Une autre étape pour traiter le COVID-19

Les chercheurs ont également effectué une analyse du monde réel sur les données cliniques concernant les résultats des patients atteints de COVID-19. Pour ce faire, ils ont identifié des molécules dans les cellules humaines qui pourraient être ciblées avec des agents thérapeutiques approuvés par la FDA et ont cherché à voir quel effet ces médicaments avaient sur les patients atteints de COVID-19 dans la clinique. Cette analyse a impliqué plus de 740 000 patients aux États-Unis avec une infection connue par le SRAS-CoV-2.

Les données et analyses effectuées dans cette étude démontrent comment les informations moléculaires peuvent être traduites en implications dans le monde réel pour le traitement du COVID-19. Cette étude présente également une approche collaborative qui peut être appliquée pour étudier d’autres agents infectieux à l’avenir.

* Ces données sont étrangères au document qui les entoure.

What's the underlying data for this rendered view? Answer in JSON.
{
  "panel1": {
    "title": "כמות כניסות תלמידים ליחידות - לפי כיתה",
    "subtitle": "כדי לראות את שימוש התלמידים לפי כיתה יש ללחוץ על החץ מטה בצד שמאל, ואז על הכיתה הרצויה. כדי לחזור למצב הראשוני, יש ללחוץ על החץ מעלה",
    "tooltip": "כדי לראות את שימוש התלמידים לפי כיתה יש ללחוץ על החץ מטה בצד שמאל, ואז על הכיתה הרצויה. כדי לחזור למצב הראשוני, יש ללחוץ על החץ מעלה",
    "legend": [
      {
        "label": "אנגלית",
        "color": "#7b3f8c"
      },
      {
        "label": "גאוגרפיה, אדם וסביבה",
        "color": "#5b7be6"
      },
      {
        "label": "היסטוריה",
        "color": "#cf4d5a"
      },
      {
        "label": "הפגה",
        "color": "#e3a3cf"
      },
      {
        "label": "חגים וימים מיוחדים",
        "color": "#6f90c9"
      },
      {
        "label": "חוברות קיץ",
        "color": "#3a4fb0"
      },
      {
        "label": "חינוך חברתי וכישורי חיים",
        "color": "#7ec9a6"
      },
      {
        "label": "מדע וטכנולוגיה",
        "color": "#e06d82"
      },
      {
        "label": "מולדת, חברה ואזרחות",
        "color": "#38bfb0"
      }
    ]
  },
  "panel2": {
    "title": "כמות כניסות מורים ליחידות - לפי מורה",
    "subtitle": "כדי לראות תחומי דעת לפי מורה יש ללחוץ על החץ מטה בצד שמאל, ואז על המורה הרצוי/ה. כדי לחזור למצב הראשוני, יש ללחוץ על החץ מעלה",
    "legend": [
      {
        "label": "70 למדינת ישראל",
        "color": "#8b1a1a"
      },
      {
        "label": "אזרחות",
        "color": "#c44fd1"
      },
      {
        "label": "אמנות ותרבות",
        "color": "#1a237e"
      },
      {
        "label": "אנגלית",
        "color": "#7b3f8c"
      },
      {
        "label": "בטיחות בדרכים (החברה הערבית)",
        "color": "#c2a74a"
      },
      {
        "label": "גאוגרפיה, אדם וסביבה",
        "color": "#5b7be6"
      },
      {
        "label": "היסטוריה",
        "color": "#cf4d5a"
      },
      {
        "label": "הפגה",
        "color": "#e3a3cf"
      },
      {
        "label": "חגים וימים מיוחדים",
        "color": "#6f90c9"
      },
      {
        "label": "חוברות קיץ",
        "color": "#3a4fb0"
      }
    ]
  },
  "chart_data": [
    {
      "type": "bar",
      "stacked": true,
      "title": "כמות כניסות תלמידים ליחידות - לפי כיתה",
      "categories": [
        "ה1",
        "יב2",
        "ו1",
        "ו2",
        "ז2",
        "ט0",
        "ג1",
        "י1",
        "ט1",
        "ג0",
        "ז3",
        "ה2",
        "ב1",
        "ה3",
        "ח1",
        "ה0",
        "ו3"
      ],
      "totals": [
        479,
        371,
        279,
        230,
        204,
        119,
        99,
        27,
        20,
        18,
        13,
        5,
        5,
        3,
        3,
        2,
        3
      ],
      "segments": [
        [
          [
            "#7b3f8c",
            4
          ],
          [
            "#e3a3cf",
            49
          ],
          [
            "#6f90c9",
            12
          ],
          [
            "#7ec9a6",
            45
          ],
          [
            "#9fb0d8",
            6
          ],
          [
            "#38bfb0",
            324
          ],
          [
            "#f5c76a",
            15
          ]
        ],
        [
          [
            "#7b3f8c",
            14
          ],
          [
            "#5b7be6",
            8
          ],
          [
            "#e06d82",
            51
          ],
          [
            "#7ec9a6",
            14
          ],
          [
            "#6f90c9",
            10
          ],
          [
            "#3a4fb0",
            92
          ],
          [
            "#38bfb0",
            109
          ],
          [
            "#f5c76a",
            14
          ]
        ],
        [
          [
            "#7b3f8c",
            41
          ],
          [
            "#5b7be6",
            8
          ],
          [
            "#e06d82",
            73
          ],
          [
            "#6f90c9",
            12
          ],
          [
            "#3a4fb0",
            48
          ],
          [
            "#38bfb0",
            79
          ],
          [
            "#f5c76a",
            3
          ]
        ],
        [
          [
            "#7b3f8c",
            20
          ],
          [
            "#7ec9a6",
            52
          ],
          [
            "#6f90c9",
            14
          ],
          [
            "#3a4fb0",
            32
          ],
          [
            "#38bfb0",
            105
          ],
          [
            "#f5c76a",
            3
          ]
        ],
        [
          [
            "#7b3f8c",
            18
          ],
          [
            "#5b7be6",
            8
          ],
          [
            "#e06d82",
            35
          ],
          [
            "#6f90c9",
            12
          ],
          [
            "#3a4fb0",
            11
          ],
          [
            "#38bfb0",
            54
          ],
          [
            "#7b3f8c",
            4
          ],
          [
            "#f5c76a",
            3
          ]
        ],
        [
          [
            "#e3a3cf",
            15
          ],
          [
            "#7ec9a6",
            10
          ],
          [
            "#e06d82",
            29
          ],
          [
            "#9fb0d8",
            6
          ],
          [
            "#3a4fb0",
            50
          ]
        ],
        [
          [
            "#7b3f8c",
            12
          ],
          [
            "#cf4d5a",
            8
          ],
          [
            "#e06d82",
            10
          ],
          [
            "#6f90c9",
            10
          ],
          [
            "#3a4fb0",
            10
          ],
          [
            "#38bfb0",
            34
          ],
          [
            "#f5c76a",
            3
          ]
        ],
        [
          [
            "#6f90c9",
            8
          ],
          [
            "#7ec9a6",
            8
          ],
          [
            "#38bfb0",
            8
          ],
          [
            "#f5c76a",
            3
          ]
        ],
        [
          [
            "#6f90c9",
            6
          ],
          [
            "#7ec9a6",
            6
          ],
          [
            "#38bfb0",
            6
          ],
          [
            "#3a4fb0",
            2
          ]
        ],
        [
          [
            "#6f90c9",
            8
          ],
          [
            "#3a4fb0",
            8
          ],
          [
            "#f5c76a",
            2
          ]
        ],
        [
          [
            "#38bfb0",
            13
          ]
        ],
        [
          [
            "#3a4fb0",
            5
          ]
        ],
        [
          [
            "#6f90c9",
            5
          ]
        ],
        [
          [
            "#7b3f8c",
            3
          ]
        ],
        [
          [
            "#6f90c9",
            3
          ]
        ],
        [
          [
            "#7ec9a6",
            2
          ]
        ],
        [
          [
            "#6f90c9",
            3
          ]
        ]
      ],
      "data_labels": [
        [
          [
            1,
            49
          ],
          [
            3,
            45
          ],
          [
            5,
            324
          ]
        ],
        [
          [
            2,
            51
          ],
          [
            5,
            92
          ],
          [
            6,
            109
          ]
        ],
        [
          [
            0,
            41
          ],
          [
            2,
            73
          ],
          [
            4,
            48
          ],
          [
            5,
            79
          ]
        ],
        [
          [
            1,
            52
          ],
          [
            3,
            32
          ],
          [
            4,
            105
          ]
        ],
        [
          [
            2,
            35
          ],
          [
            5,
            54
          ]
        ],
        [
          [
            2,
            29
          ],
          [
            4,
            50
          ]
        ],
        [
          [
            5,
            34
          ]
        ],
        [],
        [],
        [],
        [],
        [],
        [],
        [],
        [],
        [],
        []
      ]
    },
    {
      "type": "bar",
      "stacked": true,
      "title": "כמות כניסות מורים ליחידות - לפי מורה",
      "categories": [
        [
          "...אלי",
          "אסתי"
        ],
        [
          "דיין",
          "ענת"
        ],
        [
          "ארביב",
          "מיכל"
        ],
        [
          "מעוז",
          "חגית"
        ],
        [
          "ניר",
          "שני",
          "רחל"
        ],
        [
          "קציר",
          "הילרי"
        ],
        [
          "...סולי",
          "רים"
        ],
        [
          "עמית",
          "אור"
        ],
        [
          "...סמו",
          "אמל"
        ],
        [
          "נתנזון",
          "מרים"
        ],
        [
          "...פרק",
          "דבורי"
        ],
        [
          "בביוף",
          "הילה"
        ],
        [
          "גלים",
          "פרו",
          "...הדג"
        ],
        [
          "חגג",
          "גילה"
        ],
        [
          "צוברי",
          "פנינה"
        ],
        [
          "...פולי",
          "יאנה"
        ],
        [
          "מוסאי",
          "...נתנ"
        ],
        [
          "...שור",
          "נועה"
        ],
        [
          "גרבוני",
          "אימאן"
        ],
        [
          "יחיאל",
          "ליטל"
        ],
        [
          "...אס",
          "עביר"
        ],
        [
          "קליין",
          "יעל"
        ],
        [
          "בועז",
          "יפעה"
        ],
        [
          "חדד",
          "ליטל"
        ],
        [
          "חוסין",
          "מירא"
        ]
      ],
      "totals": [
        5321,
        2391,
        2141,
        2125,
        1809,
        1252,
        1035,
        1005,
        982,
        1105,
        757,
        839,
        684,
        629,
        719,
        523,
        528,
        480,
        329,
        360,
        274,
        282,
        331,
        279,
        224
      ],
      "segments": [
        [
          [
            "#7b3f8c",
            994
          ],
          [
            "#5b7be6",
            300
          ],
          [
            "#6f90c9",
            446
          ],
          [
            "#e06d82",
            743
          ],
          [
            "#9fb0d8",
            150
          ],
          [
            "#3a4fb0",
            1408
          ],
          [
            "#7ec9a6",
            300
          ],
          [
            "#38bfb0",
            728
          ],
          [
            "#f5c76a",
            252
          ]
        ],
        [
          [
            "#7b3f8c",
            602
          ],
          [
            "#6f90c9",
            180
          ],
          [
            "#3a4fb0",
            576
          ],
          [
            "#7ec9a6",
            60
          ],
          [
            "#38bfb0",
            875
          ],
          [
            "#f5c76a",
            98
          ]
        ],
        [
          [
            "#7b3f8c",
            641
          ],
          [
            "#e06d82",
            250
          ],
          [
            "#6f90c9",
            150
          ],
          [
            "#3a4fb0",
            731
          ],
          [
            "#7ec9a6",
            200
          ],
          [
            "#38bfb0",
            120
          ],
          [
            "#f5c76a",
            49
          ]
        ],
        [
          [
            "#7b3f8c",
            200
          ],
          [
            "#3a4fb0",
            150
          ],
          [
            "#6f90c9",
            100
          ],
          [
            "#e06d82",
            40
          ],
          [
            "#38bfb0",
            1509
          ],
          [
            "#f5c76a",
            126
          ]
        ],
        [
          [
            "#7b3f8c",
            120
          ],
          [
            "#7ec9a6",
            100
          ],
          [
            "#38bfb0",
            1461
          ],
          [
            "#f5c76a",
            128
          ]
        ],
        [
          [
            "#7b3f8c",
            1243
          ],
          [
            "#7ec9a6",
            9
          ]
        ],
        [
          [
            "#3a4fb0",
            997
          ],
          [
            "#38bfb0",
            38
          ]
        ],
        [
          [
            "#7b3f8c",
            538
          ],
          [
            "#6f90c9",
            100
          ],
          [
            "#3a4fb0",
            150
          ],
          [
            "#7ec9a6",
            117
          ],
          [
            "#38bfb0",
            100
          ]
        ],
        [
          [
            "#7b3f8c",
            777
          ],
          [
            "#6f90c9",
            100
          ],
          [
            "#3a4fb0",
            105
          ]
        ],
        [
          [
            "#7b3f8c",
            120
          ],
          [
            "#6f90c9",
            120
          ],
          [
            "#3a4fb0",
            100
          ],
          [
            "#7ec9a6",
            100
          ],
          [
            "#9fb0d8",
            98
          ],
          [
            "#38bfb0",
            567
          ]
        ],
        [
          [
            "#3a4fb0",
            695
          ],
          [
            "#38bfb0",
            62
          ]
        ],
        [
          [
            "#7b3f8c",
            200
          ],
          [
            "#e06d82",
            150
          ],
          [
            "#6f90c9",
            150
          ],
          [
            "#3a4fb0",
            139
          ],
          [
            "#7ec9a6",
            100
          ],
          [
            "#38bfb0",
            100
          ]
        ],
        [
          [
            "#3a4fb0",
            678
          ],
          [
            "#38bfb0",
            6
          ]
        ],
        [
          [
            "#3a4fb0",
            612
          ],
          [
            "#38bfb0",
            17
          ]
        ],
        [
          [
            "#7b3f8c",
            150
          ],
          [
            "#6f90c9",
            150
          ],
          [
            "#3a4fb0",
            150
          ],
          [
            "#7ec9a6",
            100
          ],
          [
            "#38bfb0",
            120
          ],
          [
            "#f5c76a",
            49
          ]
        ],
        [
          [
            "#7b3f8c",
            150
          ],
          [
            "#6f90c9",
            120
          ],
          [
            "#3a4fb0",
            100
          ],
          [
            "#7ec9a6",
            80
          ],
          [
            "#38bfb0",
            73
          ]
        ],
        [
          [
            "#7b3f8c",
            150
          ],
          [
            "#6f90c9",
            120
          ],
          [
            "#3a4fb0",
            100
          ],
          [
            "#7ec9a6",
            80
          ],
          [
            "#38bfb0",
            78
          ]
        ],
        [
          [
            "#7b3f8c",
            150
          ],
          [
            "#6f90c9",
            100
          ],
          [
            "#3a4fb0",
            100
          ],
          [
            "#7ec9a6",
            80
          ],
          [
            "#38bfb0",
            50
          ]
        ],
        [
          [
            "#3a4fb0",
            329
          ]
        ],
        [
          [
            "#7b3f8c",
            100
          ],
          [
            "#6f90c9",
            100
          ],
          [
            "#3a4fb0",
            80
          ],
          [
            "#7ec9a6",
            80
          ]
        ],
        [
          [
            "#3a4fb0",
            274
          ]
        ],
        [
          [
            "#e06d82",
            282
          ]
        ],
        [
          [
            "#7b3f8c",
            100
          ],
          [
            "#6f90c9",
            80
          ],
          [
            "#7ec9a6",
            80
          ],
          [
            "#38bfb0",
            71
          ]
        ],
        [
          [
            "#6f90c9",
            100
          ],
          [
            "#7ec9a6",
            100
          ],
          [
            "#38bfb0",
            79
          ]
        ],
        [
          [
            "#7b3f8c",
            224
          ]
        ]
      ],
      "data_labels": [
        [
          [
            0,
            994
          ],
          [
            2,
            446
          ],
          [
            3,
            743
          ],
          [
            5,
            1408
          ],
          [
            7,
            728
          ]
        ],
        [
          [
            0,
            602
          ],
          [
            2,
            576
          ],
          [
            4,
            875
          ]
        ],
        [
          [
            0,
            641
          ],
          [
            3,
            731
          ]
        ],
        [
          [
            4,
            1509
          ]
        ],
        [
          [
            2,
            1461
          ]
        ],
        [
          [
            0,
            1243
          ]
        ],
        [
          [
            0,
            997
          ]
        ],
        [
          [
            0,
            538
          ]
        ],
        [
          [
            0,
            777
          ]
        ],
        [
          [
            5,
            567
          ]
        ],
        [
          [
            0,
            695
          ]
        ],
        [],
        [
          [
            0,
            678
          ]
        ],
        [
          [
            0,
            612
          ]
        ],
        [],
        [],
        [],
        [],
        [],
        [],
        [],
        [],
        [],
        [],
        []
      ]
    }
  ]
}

«Cette étude internationale de grande envergure élucide pour la première fois les points communs et, surtout, les vulnérabilités, à travers les coronavirus, y compris notre défi actuel avec la pandémie COVID-19», a déclaré Nevan Krogan, directeur de QBI et chercheur principal aux instituts Gladstone. “De manière unique et rapide, nous avons pu relier les connaissances biologiques et fonctionnelles aux résultats cliniques, en fournissant un modèle exemplaire d’une manière différenciée de mener des recherches sur n’importe quelle maladie, d’identifier rapidement les traitements prometteurs et de faire progresser les connaissances dans les domaines de la science et de la médecine. . Ce corpus de travaux n’a été rendu possible que grâce aux efforts de collaboration de grands leaders scientifiques et d’équipes de chercheurs de la prochaine génération dans des institutions de premier plan à travers le monde. »

Le financement

Ce travail a été financé par des subventions de l’Institut national de la santé mentale et de l’Institut national des allergies et des maladies infectieuses, tous deux faisant partie des National Institutes of Health; l’Agence des projets de recherche avancée de défense; le Centre de recherche sur la pathogenèse de la grippe; les centres d’excellence pour la recherche et la surveillance de la grippe de l’Institut national des allergies et des maladies infectieuses; les centres d’excellence pour la biologie intégrative des maladies infectieuses émergentes de l’Agence nationale de la recherche (France); F. Hoffmann-LaRoche AG; Vir Biotechnology, Centre d’études de signalisation biologique intégrative (CIBSS), Conseil européen de la recherche (ERC) et la famille Ron Conway. Une liste complète des auteurs et des informations complètes sur le financement sont disponibles dans le Science papier.